Ergin, “Bugün geldiğimiz noktada ne sadece istinaf mahkemelerinin 2010 yılının adli yılı başında devreye alınması bu sorunları çözebilecektir ne de Yargıtay, Danıştay’ın güçlendirilmesi çözebilecektir” diye konuştu. Ergin, sözlerini şöyle tamamladı: “2010 yılı sonunda, adli yılın başında istinafları devreye alabilecek gibi bir çalışma içindeyiz.
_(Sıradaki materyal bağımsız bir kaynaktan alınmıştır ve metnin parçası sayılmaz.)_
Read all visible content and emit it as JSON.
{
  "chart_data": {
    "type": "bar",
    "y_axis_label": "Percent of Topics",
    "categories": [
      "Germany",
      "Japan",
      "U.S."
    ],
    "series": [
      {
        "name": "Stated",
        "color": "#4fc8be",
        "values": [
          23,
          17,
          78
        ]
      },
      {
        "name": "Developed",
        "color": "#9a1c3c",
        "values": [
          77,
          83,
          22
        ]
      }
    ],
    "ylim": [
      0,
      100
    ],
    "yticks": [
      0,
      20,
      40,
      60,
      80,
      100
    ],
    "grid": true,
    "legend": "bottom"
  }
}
Bu, 2010 yılı istinaflar açısından yüksek yargıya bir katkı sağlamayacak anlamına gelir. 2010’dan devredenler, 2010 yılı sonbaharına kadar gelecek iş yüküyle beraber fecaat bir tablo var ortada. Ne tek başına istinaf çözer, ne de tek başına yüksek yargının güçlendirilmesi. Bu önlemlerin beraberce hayata girmesi halinde ancak 4-5 yıl gibi bir süreçte yargılamalardaki sürelerin makul noktaya çekilebilmesi mümkün olacaktır. ”
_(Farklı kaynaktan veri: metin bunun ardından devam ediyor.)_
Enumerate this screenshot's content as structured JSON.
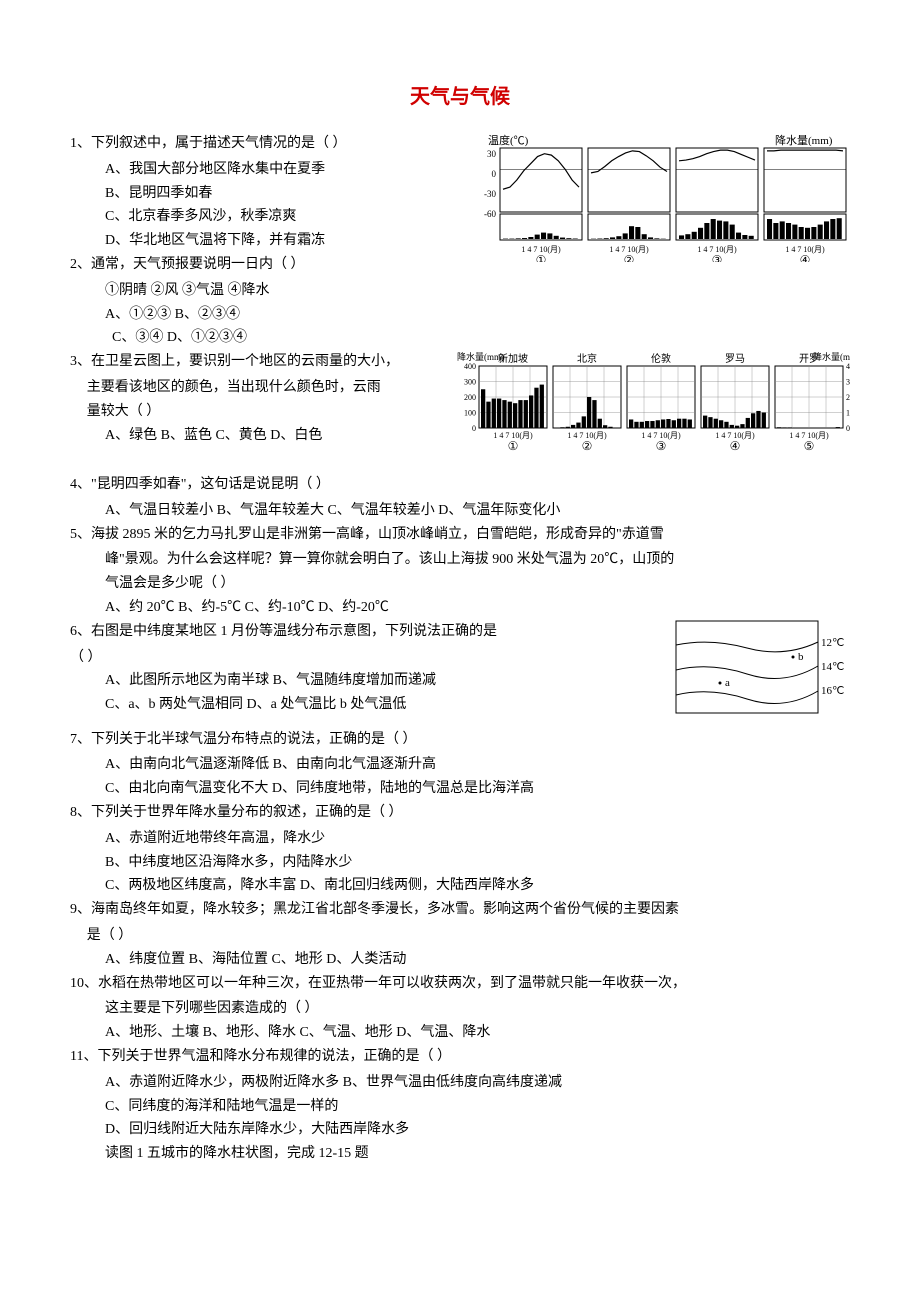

Komisyonda ‘yer’ ve ‘talimat’ tartışması

Yargıtay ve Danıştay’ın daire sayısını artıran, Adli Tıp Kurumu ve Ticaret Mahkemeleriyle ilgili hükümler içeren tasarının Adalet komisyonundaki görüşmeleri “yer” ve “talimat” tartışmasıyla başladı.

Basının yoğun ilgisi, komisyon üyesi olmayan milletvekilleri ile bazı kuruluşların temsilcilerinin de katılımıyla toplantı salonu yetersiz kalınca, komisyon üyesi bazı milletvekilleri ayakta kaldı. CHP’li Turgut Dibek, “Cezaevi gibi 1 yatakta 3 kişi yatıyor” diye tepki gösterirken, CHPli Halil Ünlütepe de “Komisyon üyelerinin oturacağı yer yok” diye bağırarak tepkisini dile getirdi. Yargıyla ilgili önemli düzenlemeler içeren tasarı görüşmelerinin kamuoyunca takip edilmesi gerektiğini bunun için de görüşmelerin daha geniş bir salonda, kameralara açık bir şekilde sürdürülmesini isteyen Ünlütepe, bu talebine komisyon başkanlığından olumlu yanıt alamadığını söyledi. Bu sırada CHP’li Ali Rıza Öztürk, MHP’li Rıdvan Yalçın yer olmadığı gerekçesiyle salon dışına çıkarak, “Komisyonun muhalefet üyelerinin koltukları burası oldu” diyerek, koridordaki koltuklara oturdular. CHP ve MHP’li üyelerin “Arkadaşlarımıza oturacak yer bulunmaması halinde toplantıyı terk edeceğiz” resti çekmeleri üzerine toplantı masasının etrafında oturan bazı AK Partili milletvekilleri yerlerinden kalkarak, koltuklarını muhalefet milletvekillerine sundular. Ancak CHP’li Ünlütepe, “İktidar milletvekili arkadaşların söyleyeceği söz yok mu?” diyerek AK Partili milletvekillerinin boşalttıkları koltuklara oturmayacaklarını bildirdi.



‘Burada toplanılacak’

Gerilimin tırmanması üzerine Komisyon Başkanı Ahmet İyimaya salon değiştirmek için TBMM Başkanlığı ile irtibata geçerken, CHP’li Ünlütepe bu sırada AK Parti Grup Başkanvekili Bekir Bozdağ’ın, İyimaya’ya “Hayır salon değiştirme. Burda toplanılacak“ talimatı verdiğini öne sürdü. Ünlütepe Bozdağ’a ve İyimaya’ya “Burası AK Parti grubu değil” diye tepki gösterdi. Tartışmaların uzaması ve uzlaşma sağlanamaması üzerine Adalet Komisyonu toplantısı, daha geniş olan KİT Komisyonu salonuna taşındı.